1. Wettbewerb – Verwaltungsverfahren – Auskunftsverlangen – Befugnisse der Kommission
(Verordnung Nr. 17 des Rates, Artikel 11)
2. Wettbewerb – Geldbußen – Höhe – Festsetzung – Kriterien – Herabsetzung der Geldbuße als Gegenleistung für eine Zusammenarbeit des beschuldigten Unternehmens mit der Kommission
(Verordnung Nr. 17 des Rates, Artikel 15 Absatz 2; Mitteilung 96/C 207/04 der Kommission, Abschnitt D Nr. 2)
1. Die Verordnung Nr. 17 erkennt einem Unternehmen, gegen das eine Untersuchungsmaßnahme nach dieser Verordnung getroffen wird, nicht das Recht zu, sich dem Vollzug dieser Maßnahme zu entziehen. Dem fraglichen Unternehmen wird im Gegenteil eine Verpflichtung zur aktiven Mitwirkung auferlegt, aufgrund deren es alle den Gegenstand der Untersuchung betreffenden Informationsquellen für die Kommission bereithalten muss.

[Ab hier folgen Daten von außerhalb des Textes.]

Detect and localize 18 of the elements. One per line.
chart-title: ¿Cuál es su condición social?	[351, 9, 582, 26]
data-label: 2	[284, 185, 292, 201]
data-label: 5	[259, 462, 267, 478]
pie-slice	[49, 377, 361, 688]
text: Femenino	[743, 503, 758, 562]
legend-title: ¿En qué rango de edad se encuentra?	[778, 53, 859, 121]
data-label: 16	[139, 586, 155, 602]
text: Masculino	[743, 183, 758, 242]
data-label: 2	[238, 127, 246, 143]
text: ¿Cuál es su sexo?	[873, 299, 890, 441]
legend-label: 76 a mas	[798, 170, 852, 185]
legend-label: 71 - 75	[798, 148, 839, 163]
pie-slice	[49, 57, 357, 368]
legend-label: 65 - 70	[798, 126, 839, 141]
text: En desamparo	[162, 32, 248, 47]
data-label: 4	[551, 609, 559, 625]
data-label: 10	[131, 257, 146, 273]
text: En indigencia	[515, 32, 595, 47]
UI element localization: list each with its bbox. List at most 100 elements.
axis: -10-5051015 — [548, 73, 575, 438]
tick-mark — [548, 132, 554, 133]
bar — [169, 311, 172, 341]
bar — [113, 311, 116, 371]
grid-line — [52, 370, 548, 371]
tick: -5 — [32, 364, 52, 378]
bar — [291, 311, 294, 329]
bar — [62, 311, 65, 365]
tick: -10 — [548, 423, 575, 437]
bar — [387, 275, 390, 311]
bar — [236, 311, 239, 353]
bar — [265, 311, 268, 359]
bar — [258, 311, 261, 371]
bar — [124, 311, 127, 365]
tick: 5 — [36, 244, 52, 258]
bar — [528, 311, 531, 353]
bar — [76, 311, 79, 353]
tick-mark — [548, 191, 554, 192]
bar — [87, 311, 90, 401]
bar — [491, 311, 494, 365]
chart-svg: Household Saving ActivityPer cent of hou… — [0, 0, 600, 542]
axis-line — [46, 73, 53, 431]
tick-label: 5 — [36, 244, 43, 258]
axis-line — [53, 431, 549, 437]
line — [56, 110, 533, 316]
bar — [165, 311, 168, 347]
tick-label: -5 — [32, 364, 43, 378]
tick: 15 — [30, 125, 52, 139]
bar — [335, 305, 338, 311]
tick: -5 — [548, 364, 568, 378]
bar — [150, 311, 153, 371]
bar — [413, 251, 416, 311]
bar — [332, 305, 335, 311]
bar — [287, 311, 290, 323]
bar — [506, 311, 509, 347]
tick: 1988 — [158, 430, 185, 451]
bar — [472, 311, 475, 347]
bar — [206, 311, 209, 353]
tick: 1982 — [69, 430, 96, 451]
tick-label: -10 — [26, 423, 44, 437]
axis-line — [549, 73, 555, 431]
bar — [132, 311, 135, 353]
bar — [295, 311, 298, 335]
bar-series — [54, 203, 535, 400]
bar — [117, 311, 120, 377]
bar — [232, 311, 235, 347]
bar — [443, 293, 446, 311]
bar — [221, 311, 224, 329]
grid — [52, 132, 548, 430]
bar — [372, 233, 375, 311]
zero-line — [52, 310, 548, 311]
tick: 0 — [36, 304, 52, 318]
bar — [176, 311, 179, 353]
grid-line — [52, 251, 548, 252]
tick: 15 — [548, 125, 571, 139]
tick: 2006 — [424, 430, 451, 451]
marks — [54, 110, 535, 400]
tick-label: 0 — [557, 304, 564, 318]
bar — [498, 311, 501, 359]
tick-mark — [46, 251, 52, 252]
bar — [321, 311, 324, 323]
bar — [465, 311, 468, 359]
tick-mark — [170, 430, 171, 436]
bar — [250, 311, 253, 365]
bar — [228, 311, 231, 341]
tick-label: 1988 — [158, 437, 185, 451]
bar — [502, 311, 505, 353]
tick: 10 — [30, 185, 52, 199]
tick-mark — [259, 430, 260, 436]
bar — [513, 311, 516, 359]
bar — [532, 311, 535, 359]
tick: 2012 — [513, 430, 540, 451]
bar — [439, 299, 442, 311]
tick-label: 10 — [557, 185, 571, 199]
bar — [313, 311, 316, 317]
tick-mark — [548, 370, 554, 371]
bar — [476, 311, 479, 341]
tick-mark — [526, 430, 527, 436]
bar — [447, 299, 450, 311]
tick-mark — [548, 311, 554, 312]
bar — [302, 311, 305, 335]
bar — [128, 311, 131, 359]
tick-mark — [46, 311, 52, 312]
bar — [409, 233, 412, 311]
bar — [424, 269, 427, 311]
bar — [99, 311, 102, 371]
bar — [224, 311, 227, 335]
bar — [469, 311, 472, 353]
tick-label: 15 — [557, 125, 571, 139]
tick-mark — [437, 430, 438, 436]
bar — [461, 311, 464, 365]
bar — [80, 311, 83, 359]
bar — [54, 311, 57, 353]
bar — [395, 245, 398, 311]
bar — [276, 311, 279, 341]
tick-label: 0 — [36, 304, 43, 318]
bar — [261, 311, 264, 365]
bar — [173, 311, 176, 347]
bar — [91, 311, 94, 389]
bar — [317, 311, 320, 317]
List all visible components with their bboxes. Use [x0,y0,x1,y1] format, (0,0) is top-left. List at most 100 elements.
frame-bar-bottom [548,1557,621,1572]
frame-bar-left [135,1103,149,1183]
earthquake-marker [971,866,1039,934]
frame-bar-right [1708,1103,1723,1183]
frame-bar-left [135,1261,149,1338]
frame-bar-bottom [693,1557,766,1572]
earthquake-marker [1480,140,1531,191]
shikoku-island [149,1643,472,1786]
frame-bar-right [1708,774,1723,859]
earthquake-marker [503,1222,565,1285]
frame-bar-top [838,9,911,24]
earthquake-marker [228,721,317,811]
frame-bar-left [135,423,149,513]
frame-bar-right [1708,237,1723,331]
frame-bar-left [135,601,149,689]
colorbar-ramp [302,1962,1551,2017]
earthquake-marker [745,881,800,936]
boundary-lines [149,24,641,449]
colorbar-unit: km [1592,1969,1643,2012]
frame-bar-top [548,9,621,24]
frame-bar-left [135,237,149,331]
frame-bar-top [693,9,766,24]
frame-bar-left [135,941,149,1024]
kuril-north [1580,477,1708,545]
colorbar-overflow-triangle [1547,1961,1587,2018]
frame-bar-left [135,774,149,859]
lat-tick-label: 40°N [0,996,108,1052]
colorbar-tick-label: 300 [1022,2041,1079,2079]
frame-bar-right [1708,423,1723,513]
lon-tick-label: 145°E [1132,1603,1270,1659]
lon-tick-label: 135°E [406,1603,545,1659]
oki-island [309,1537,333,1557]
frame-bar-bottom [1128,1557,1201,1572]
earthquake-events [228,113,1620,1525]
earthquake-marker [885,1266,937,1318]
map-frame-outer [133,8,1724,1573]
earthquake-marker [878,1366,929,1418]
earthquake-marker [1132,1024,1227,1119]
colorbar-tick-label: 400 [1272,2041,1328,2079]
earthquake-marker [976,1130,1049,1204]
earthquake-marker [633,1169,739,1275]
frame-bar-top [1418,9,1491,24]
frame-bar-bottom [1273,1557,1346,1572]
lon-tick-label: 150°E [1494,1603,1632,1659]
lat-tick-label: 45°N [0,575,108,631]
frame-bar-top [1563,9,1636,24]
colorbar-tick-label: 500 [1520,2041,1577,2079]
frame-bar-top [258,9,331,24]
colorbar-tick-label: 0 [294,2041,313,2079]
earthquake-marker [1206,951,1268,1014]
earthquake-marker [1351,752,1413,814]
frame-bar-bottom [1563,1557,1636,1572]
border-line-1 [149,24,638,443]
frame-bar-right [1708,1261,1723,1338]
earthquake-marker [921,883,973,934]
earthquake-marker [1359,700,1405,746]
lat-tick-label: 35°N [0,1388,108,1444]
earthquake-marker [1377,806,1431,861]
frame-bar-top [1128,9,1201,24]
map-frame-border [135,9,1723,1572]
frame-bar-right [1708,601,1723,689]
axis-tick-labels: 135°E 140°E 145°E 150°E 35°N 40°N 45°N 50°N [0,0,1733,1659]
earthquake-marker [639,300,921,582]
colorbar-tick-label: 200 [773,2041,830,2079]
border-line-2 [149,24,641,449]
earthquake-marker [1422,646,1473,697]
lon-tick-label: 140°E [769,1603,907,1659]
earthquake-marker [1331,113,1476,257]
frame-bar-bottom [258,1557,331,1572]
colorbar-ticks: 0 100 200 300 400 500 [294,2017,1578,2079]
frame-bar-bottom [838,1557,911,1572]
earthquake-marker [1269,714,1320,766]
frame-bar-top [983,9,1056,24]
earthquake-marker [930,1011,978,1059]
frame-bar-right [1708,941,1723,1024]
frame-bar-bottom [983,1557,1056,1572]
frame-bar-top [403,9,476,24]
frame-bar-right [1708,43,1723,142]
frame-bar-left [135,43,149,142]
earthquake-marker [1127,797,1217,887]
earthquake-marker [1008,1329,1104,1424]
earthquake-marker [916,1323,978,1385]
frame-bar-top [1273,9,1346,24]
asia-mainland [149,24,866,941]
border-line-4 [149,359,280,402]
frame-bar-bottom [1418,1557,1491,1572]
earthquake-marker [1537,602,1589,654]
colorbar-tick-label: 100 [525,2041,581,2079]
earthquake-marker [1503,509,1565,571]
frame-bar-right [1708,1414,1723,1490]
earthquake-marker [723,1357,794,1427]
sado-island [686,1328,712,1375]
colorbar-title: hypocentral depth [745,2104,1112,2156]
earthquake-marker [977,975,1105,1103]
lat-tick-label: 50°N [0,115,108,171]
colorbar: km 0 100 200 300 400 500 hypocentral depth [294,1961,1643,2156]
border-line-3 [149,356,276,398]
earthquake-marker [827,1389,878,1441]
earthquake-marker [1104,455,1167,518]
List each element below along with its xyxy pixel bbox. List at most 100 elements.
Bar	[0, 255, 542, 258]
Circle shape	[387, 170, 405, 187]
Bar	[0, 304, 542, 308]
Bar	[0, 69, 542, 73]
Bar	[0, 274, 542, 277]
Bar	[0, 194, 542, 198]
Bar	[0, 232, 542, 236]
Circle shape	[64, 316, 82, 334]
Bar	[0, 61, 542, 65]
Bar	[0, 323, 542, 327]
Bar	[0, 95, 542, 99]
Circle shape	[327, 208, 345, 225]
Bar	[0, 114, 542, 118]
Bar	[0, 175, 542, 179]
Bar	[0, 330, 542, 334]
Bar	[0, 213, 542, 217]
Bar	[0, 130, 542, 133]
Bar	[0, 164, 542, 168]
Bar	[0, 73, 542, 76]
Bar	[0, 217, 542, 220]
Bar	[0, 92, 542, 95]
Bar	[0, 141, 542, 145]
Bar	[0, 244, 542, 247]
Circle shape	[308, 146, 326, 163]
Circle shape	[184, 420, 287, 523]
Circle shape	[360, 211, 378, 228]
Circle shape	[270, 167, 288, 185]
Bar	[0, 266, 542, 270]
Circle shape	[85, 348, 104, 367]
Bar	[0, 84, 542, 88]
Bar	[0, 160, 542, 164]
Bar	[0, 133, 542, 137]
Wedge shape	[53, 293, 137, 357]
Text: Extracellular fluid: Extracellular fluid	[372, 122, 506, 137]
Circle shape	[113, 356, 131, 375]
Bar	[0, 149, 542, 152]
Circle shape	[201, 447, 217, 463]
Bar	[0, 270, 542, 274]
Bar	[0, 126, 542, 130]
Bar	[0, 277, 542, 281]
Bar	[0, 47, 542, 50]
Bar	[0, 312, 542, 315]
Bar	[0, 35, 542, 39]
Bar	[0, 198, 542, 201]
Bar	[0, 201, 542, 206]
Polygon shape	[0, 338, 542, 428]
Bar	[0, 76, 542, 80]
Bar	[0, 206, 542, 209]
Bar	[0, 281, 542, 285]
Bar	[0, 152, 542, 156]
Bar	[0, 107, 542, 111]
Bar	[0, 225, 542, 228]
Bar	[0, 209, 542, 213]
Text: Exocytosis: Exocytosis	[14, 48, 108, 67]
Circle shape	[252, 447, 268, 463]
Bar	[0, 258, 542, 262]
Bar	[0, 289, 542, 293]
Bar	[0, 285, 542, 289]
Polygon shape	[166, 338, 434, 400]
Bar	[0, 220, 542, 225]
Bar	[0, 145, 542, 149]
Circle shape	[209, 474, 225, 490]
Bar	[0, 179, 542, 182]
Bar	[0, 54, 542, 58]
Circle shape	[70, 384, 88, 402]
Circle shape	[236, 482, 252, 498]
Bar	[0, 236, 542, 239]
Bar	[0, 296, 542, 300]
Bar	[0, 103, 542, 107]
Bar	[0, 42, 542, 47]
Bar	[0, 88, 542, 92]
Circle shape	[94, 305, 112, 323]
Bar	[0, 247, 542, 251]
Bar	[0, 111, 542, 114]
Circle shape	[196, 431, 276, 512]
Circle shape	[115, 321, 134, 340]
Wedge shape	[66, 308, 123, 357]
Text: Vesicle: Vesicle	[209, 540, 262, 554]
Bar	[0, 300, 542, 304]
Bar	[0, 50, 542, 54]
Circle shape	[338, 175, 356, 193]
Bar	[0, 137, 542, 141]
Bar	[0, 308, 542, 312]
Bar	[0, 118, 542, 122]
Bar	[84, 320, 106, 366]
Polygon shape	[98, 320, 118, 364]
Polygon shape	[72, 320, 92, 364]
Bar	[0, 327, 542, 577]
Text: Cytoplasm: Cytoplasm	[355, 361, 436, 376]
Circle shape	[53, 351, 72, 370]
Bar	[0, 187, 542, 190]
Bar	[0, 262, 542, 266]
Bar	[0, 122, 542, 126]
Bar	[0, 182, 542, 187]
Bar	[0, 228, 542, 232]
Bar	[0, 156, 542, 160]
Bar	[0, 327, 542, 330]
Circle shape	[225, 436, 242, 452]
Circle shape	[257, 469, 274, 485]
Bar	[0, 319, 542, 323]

In Bezug auf die Frage, ob diese Verpflichtung auch für Auskunftsverlangen gilt, die dazu dienen können, den Beweis für das Vorliegen einer Zuwiderhandlung des Unternehmens, das die Auskünfte liefert, gegen die Wettbewerbsregeln zu erbringen, ist anerkannt, dass die Kommission, um die praktische Wirksamkeit von Artikel 11 Absätze 2 und 5 der Verordnung Nr. 17 zu sichern, berechtigt ist, dieses Unternehmen zu verpflichten, ihr alle erforderlichen Auskünfte über ihm eventuell bekannte Tatsachen zu erteilen und ihr erforderlichenfalls die in seinem Besitz befindlichen Schriftstücke, die sich hierauf beziehen, zu übermitteln, selbst wenn sie dazu verwendet werden können, den Beweis für ein wettbewerbswidriges Verhalten des betreffenden oder eines anderen Unternehmens zu erbringen.
Diese Pflicht zur Zusammenarbeit erlaubt es dem Unternehmen nicht, sich Verlangen nach Vorlage von Dokumenten mit der Begründung zu entziehen, dass es sich selbst belasten müsste, wenn es ihnen nachkommen würde.
Schließlich liegt es auf der Hand, dass die Verteidigungsrechte beachtet werden müssen, so dass das betreffende Unternehmen immer noch in der Lage ist, entweder während des Verwaltungsverfahrens oder im Verfahren vor den Gemeinschaftsgerichten geltend zu machen, dass die vorgelegten Dokumente einen anderen als den ihnen von der Kommission zugeschriebenen Sinn hätten.
(vgl. Randnrn. 40-41, 48-49)
2. Eine Herabsetzung anhand der Mitteilung über die Nichtfestsetzung oder die niedrigere Festsetzung von Geldbußen in Kartellsachen kann nur gerechtfertigt sein, wenn die gelieferten Informationen und allgemeiner das Verhalten des betreffenden Unternehmens insoweit als Zeichen eines echten Geistes der Zusammenarbeit des Unternehmens angesehen werden können.
Das Verhalten eines Unternehmens, das, obwohl es nicht verpflichtet war, eine Frage der Kommission zu beantworten, darauf in unvollständiger und irreführender Weise geantwortet hat, kann nicht als Ausdruck eines solchen Geistes der Zusammenarbeit angesehen werden.